For now, for today, for this very minute, it was certainly okay, she thought. It would do.
It was October, her father’s birthday, and she showed up on a Saturday afternoon with chocolates, the ones littered with the kind of salt that looked like shards of glass. She brought flowers for his night table, and new clothing, too, but she didn’t show it to him. It could wait in his closet, and if it vanished maybe that wasn’t so bad, as long as it ended up somewhere, covering someone, keeping them warm or dry or cozy.
“I always thought that if I worked in a think tank, I would drown,” her father said, sucking on a chocolate.
“Yes, well. That is a danger, Dad.”
“You think I don’t know what you do.”
“I don’t think that.”
“Yes you do. You think I don’t know and you think you can’t talk about it and you think I won’t understand.
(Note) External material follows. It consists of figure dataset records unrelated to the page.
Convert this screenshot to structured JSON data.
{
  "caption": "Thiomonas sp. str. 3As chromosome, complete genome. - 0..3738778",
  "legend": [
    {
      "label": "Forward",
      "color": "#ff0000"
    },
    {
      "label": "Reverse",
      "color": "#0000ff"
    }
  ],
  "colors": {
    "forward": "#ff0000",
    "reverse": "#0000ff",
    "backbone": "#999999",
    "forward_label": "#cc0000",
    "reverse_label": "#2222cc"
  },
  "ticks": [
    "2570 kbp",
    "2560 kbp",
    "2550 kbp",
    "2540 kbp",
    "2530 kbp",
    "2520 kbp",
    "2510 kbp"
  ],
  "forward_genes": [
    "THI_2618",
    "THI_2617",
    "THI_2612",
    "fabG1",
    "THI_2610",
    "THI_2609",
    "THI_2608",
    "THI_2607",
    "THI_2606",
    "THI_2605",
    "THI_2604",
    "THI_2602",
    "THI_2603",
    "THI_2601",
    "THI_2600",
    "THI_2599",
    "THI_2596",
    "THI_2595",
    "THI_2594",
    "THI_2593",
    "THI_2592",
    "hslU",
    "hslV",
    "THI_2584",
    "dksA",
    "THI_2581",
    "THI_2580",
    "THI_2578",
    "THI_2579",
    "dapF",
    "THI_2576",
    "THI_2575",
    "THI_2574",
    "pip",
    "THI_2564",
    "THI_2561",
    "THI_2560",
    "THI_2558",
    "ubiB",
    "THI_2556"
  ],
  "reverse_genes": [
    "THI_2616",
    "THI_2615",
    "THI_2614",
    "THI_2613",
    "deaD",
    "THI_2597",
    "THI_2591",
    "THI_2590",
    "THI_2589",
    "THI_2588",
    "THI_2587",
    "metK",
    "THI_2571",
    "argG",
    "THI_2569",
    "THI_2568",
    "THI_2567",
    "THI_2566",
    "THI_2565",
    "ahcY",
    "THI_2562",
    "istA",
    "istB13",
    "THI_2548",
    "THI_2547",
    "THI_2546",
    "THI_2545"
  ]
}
Don’t insult me. I’m not an idiot.”
“No, Dad, I know that.”
“You think I’ve already died. You visit me here like you’re visiting my grave. You come to sit at my grave. You even bring flowers. But here I am. Look. I’m right here.”
Her father was a beautiful man, really. Tall and fine-featured and still elegant in his nursing home bed.
“I see you. I’m very happy you’re alive.”
“This isn’t a grave, it’s a bed. There’s a window. No one has a window in their coffin. No one can look out their window at a parking lot or a hill. No one has sheets and a pillow in their coffin. You don’t get to sit up and eat a sandwich.”
“I know that.”
“Do you see a tombstone in here?”
“No.”
“Feel free to look. I’m not hiding anything. Take a look around.”
“I don’t need to, Dad. I believe you.”
“Think tank.”
“I know.”
“You don’t work at a think tank.”
“You might be right, Dad. Sometimes even I don’t know what I do. They don’t always tell us what things are for.”
“No one will ever tell you what something is for. For Christ’s sake. We don’t get that information. Don’t expect that.”
“I guess I shouldn’t. But I spend my life there. It’s okay if you don’t know. You don’t work there. But what about me? Shouldn’t I know?”